Upaya pencarian yang terus dilakukan akhirnya membuahkan hasil. Syafiq Ridhan Ali Razan ditemukan dalam kondisi meninggal dunia di area puncak Gunung Slamet, sesuai dengan lokasi yang sebelumnya disebutkan oleh Rival.
Syafiq diketahui mendaki Gunung Slamet melalui jalur Dipajaya, Desa Clekatakan, Kecamatan Pulosari, Kabupaten Pemalang, Jawa Tengah, bersama rekannya, Himawan Choidar Bahran, pada Jumat (27/12). Dalam perjalanan, keduanya terpisah. Himawan berhasil ditemukan lebih dahulu oleh tim SAR pada Selasa (30/12/2025), sementara Syafiq dinyatakan hilang hingga akhirnya ditemukan.
Keterlibatan Rival Altaf dalam pencarian Syafiq kembali memunculkan diskusi publik mengenai klaim supranatural dalam proses kemanusiaan. Sebagian masyarakat memandangnya sebagai bentuk ikhtiar tambahan, sementara yang lain menekankan pentingnya tetap mengedepankan prosedur keselamatan dan metode pencarian standar.

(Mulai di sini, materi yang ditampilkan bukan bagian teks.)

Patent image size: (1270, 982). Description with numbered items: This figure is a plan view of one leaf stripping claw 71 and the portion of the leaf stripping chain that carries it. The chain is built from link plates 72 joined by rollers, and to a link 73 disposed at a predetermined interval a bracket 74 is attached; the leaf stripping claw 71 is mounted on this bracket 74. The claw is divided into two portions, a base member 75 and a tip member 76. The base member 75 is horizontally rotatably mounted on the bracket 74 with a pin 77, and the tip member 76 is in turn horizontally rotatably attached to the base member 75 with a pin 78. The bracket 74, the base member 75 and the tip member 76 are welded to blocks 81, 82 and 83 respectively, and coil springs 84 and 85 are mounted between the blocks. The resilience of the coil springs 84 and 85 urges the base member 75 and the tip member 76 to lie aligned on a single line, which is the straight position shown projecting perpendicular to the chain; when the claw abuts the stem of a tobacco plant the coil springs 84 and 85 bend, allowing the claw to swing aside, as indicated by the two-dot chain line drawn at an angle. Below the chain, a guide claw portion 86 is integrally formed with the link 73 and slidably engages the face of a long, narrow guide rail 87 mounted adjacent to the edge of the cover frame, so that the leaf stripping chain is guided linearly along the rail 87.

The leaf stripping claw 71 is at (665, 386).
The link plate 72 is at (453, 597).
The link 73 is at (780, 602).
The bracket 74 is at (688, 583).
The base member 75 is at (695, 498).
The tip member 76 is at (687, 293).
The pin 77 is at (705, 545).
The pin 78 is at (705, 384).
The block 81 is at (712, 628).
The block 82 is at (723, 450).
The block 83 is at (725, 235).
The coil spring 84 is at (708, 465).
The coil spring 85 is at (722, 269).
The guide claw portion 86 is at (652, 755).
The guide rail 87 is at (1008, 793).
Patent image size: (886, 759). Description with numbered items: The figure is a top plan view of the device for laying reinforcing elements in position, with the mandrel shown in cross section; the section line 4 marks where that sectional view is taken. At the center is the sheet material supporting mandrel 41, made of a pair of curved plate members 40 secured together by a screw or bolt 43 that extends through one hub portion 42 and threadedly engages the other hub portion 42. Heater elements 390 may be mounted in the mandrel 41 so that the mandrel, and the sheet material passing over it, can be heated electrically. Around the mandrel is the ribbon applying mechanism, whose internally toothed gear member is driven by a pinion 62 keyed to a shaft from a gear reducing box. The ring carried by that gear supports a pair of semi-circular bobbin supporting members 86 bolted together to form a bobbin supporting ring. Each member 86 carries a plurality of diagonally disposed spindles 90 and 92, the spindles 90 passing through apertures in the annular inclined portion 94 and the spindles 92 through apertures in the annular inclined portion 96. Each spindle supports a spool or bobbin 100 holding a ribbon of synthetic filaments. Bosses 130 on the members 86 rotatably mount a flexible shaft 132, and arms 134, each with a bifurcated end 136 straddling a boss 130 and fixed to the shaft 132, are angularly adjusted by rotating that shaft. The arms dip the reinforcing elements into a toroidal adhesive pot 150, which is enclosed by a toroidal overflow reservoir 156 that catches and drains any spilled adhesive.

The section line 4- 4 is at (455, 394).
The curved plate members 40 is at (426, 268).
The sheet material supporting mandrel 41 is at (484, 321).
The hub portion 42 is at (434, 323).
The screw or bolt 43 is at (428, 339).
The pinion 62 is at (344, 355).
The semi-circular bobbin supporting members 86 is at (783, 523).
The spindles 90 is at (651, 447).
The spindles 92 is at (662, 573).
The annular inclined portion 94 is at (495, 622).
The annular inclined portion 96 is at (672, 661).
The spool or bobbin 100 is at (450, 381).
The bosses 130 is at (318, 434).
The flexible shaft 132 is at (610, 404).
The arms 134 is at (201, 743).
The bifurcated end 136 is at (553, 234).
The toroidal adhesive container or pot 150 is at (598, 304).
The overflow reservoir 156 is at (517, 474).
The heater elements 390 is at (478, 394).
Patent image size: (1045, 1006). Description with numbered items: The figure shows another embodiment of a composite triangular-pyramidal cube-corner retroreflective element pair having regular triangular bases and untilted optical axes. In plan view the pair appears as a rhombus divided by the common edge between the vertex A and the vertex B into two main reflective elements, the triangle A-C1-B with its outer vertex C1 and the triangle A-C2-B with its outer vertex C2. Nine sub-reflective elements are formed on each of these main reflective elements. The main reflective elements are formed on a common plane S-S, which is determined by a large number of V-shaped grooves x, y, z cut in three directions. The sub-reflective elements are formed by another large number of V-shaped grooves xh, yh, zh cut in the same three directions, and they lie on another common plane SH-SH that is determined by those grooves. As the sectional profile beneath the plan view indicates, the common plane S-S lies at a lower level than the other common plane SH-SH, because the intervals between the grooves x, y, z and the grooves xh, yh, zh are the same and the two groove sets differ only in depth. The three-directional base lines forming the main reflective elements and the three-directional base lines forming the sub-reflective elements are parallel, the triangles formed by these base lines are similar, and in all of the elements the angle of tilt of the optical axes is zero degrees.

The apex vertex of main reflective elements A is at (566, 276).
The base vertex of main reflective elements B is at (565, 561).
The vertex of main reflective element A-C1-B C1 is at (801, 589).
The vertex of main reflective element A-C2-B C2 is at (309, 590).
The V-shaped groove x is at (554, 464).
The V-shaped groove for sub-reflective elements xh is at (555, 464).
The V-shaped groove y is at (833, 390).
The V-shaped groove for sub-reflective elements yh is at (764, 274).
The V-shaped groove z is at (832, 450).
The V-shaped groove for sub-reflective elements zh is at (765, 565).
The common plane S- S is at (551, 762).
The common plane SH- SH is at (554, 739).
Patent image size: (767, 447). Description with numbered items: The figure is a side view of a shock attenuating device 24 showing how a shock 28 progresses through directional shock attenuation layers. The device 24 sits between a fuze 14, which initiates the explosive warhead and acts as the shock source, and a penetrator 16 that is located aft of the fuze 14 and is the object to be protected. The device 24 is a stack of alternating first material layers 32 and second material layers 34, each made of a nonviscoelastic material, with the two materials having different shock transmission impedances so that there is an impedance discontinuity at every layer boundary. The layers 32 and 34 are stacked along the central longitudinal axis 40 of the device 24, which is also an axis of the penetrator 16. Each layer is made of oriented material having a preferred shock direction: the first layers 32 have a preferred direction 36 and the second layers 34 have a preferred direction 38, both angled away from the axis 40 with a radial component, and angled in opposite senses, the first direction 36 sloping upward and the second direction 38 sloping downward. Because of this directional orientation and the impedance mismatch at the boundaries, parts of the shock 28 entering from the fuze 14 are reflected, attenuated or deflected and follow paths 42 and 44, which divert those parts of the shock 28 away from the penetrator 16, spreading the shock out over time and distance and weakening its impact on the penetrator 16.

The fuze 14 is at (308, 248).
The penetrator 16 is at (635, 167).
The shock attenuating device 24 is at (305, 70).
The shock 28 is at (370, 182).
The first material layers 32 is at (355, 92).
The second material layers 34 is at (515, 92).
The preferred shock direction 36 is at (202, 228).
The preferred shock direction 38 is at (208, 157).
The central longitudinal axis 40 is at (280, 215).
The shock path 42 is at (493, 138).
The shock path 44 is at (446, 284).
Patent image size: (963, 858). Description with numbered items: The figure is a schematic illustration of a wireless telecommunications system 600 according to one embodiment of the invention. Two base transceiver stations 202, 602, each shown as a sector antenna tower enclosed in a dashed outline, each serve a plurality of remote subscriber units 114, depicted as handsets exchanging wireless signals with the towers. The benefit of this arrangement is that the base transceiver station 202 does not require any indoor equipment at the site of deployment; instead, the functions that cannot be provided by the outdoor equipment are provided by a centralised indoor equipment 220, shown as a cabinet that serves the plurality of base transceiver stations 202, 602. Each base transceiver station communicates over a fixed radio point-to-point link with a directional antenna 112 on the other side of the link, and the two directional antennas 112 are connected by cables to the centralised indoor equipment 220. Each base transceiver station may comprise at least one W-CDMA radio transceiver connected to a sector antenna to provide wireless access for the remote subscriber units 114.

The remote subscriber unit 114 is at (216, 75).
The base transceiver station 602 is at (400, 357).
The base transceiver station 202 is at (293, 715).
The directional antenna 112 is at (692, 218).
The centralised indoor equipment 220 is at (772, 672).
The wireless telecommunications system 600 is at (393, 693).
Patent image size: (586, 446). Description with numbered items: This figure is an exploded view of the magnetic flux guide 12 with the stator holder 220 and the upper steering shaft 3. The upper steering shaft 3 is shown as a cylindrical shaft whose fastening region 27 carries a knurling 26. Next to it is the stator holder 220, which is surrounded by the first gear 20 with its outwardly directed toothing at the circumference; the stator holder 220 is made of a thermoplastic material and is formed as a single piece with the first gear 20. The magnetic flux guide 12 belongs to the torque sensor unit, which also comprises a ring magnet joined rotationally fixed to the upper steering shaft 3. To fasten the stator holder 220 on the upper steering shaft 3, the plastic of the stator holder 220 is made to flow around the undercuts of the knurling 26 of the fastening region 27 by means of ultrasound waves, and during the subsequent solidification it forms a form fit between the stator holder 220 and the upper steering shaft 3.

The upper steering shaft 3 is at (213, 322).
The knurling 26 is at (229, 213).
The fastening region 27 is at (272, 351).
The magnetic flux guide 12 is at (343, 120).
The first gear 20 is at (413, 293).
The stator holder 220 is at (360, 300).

Kasus ini sekaligus menambah deretan peristiwa pendaki yang hilang dan meninggal dunia di Gunung Slamet. Di tengah meningkatnya aktivitas pendakian dan cuaca ekstrem, peristiwa ini menjadi pengingat pentingnya kewaspadaan, persiapan matang, dan kepatuhan terhadap standar keselamatan saat melakukan pendakian.